Foreign governments have come down hard on tiny Liechtenstein and its secretive banks. Were they right to do so?

Say what you like about Her Majesty's Revenue & Customs, but they certainly know how to cut a deal. The German secret service paid a Liechtenstein bank mole €4m to secure details of alleged tax cheats with secret accounts in the tiny principality; the British taxman got his hundred names for just £100,000. Now a host of other countries, including the US, France and Australia are investigating.

Liechtenstein's Crown Prince Alois, whose family controls the bank at the centre of the storm, LGT, has come out fighting. "Larger states think they live in an era where might makes right," Alois says, adding that Germany is guilty not just of running a campaign against Liechtenstein, but of trafficking "stolen goods".

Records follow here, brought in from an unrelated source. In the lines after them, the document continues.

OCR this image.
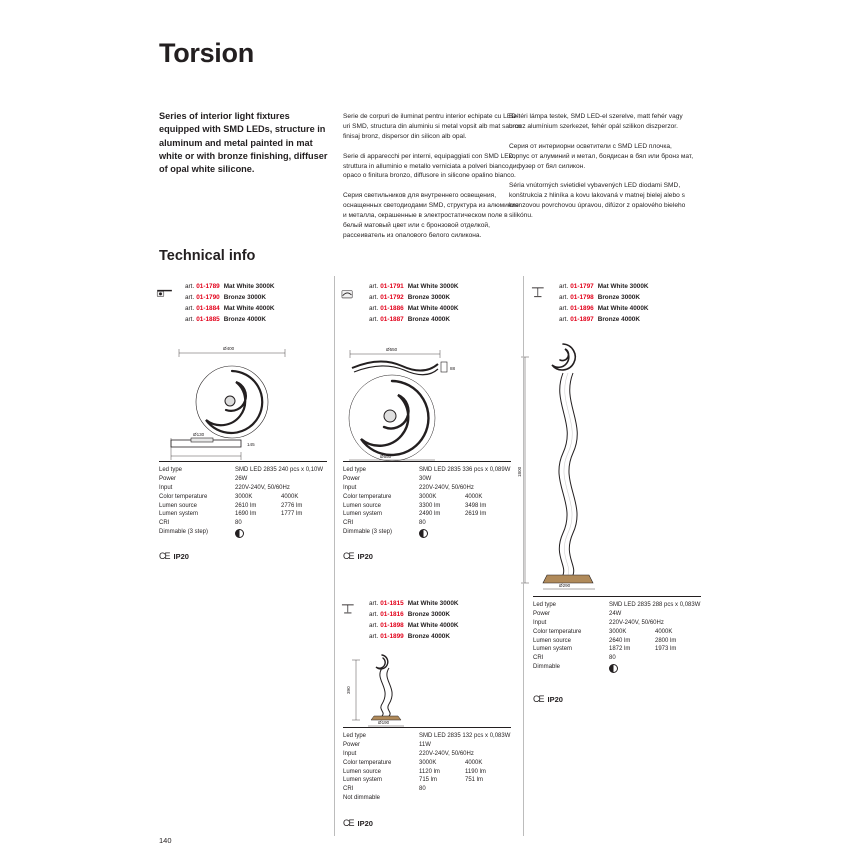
Torsion
Series of interior light fixtures equipped with SMD LEDs, structure in aluminum and metal painted in mat white or with bronze finishing, diffuser of opal white silicone.

Serie de corpuri de iluminat pentru interior echipate cu LED-uri SMD, structura din aluminiu si metal vopsit alb mat sau cu finisaj bronz, dispersor din silicon alb opal.

Serie di apparecchi per interni, equipaggiati con SMD LED, struttura in alluminio e metallo verniciata a polveri bianco opaco o finitura bronzo, diffusore in silicone opalino bianco.

Серия светильников для внутреннего освещения, оснащенных светодиодами SMD, структура из алюминия и металла, окрашенные в электростатическом поле в белый матовый цвет или с бронзовой отделкой, рассеиватель из опалового белого силикона.

Beltéri lámpa testek, SMD LED-el szerelve, matt fehér vagy bronz alumínium szerkezet, fehér opál szilikon diszperzor.

Серия от интериорни осветители с SMD LED плочка, корпус от алуминий и метал, боядисан в бял или бронз мат, дифузер от бял силикон.

Séria vnútorných svietidiel vybavených LED diodami SMD, konštrukcia z hliníka a kovu lakovaná v matnej bielej alebo s bronzovou povrchovou úpravou, difúzor z opalového bieleho silikónu.

Technical info
art. 01-1789 Mat White 3000K
art. 01-1790 Bronze 3000K
art. 01-1884 Mat White 4000K
art. 01-1885 Bronze 4000K
Ø400
Ø130
145
Led type	SMD LED 2835 240 pcs x 0,10W	
Power	26W	
Input	220V-240V, 50/60Hz	
Color temperature	3000K	4000K
Lumen source	2610 lm	2776 lm
Lumen system	1690 lm	1777 lm
CRI	80	
Dimmable (3 step)		
CE IP20
art. 01-1791 Mat White 3000K
art. 01-1792 Bronze 3000K
art. 01-1886 Mat White 4000K
art. 01-1887 Bronze 4000K
Ø550
88
Ø550
Led type	SMD LED 2835 336 pcs x 0,089W	
Power	30W	
Input	220V-240V, 50/60Hz	
Color temperature	3000K	4000K
Lumen source	3300 lm	3498 lm
Lumen system	2490 lm	2619 lm
CRI	80	
Dimmable (3 step)		
CE IP20
art. 01-1797 Mat White 3000K
art. 01-1798 Bronze 3000K
art. 01-1896 Mat White 4000K
art. 01-1897 Bronze 4000K
1800
Ø290
Led type	SMD LED 2835 288 pcs x 0,083W	
Power	24W	
Input	220V-240V, 50/60Hz	
Color temperature	3000K	4000K
Lumen source	2640 lm	2800 lm
Lumen system	1872 lm	1973 lm
CRI	80	
Dimmable		
CE IP20
art. 01-1815 Mat White 3000K
art. 01-1816 Bronze 3000K
art. 01-1898 Mat White 4000K
art. 01-1899 Bronze 4000K
390
Ø190
Led type	SMD LED 2835 132 pcs x 0,083W	
Power	11W	
Input	220V-240V, 50/60Hz	
Color temperature	3000K	4000K
Lumen source	1120 lm	1190 lm
Lumen system	715 lm	751 lm
CRI	80	
Not dimmable		
CE IP20
140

The Swiss have complained that the activities of the German intelligence agency, BND, are reminiscent of the Gestapo. Would this be the same Gestapo that hoarded looted treasures in Swiss bank vaults during the war?

If this assault on Liechtenstein marks the beginning of a wider crackdown on tax havens, then bring it on. We can no longer turn a blind eye to places that specialise in stashing cash and fostering money laundering.

Germany's Chancellor Angela Merkel is threatening Liechtenstein with isolation. We should follow suit – and go further. World governments should agree a policy of slow suffocation across all jurisdictions that promote virtually non-existent taxation.

Tax evasion by the wealthy is reprehensible, but offshore banking has other important purposes. When a state becomes truly oppressive, it is an essential protection for savings. Indeed, given the lamentable record of governments, such accounts are an important civil liberty.

The secrecy principle established in the Swiss Banking Act of 1934 was a response to Nazi pressure for the names of account-holders threatened with execution for holding funds abroad. Less extreme examples abound: in Argentina, for example, the government has often expropriated middle-class savings.

Britain can hardly justify pursuing the offshore activities of its domiciled citizens so vigorously when it winks at itinerant foreigners by imposing no tax at all on their non-UK income.

That's the problem with tax havens: they are notoriously difficult to define. At what point does a country with a low tax regime become an offender?

You can't help but feel a flicker of sympathy for Liechtenstein. The clearest criminal activity we have seen so far has been on the part of the bank employee who sold the secrets, and arguably, on the part of governments which bought them.